One group that can give a unique point of view on the current state of policing and race relations is black police officers.

And on Friday, some of them shared their views on the current state of policing and race relations during a panel discussion in D.C.

Don’t Mute DC organized the discussion at the Howard Theatre Friday, where outside, one of many Juneteenth celebrations and marches across the District was being held.

Juneteenth celebrates June 19, 1865, when enslaved black people in Texas learned they were free more than two years after the Emancipation Proclamation.

One of the speakers was former Baltimore police Commissioner Darryl DeSousa, who said that black officers “should be the ones at the forefront.”

“When they see something,” said DeSousa, who is African American, “they should be the first ones to take that flag and throw it up in the air and say: ‘Wait a minute.
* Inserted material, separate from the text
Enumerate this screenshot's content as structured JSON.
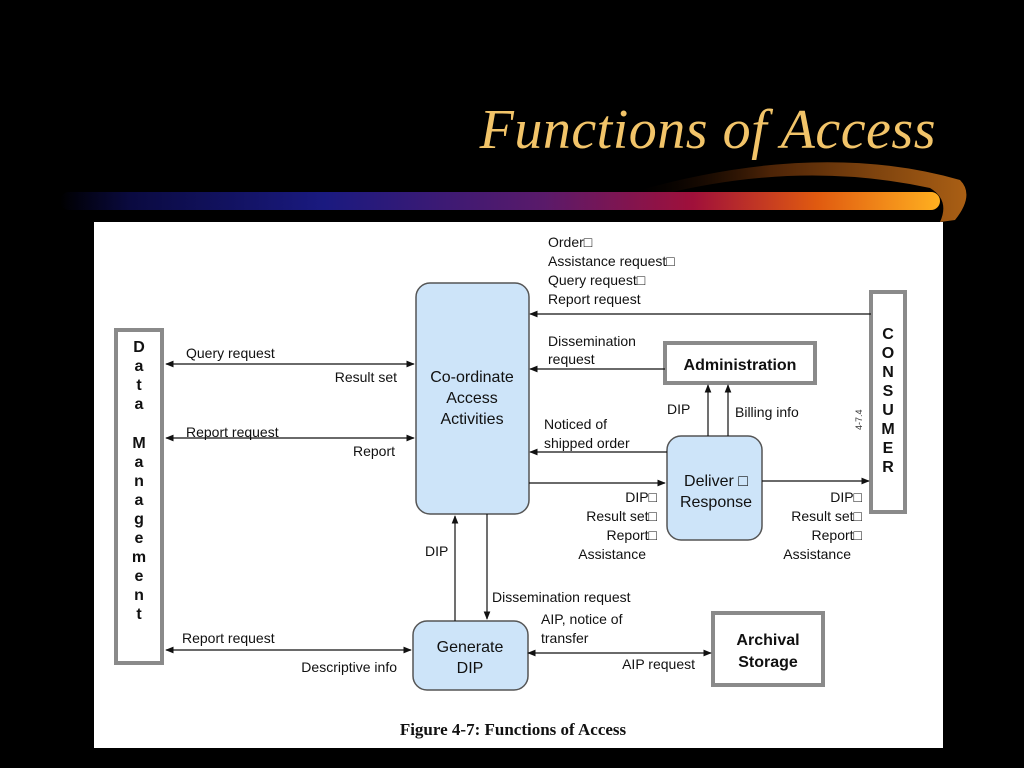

That’s a foul.’”

D.C. police officer Hakim Tate sees himself as having an obligation to protect residents “against the people that may be the bad seed that’s on the department, black or white.”

Last month’s killing of George Floyd in Minneapolis police custody — along with the killings of Breonna Taylor and Rayshard Brooks by police — have led to protests and a dialogue about policing and race relations.

Speaking about the recent police-involved deaths and the ensuing unrest, Edwin Buckner, a D.C. school resource officer, expressed feeling conflict.

“I’m a black man first, so I’m outraged, I’m mad, I’m p-ssed. But the destruction part — we’re tearing up stuff in our own neighborhood,” Buckner said, referring to incidents of vandalism and looting.

Tate also addressed calls to defund police, a rallying cry of some protesters.

“Well what does that mean?” he said. “We haven’t had a conversation for me to understand what you mean by ‘defund.’”

Proponents say that it isn’t about eliminating police departments or stripping agencies of all of their money. Rather, that it’s more about spending more on housing, education and social services.

In Prince George’s County, for instance, Executive Angela Alsobrooks is asking the county council to divert $20 million in the capital budget away from the new police/public safety training facility and instead spending it on a facility for mental health and addiction.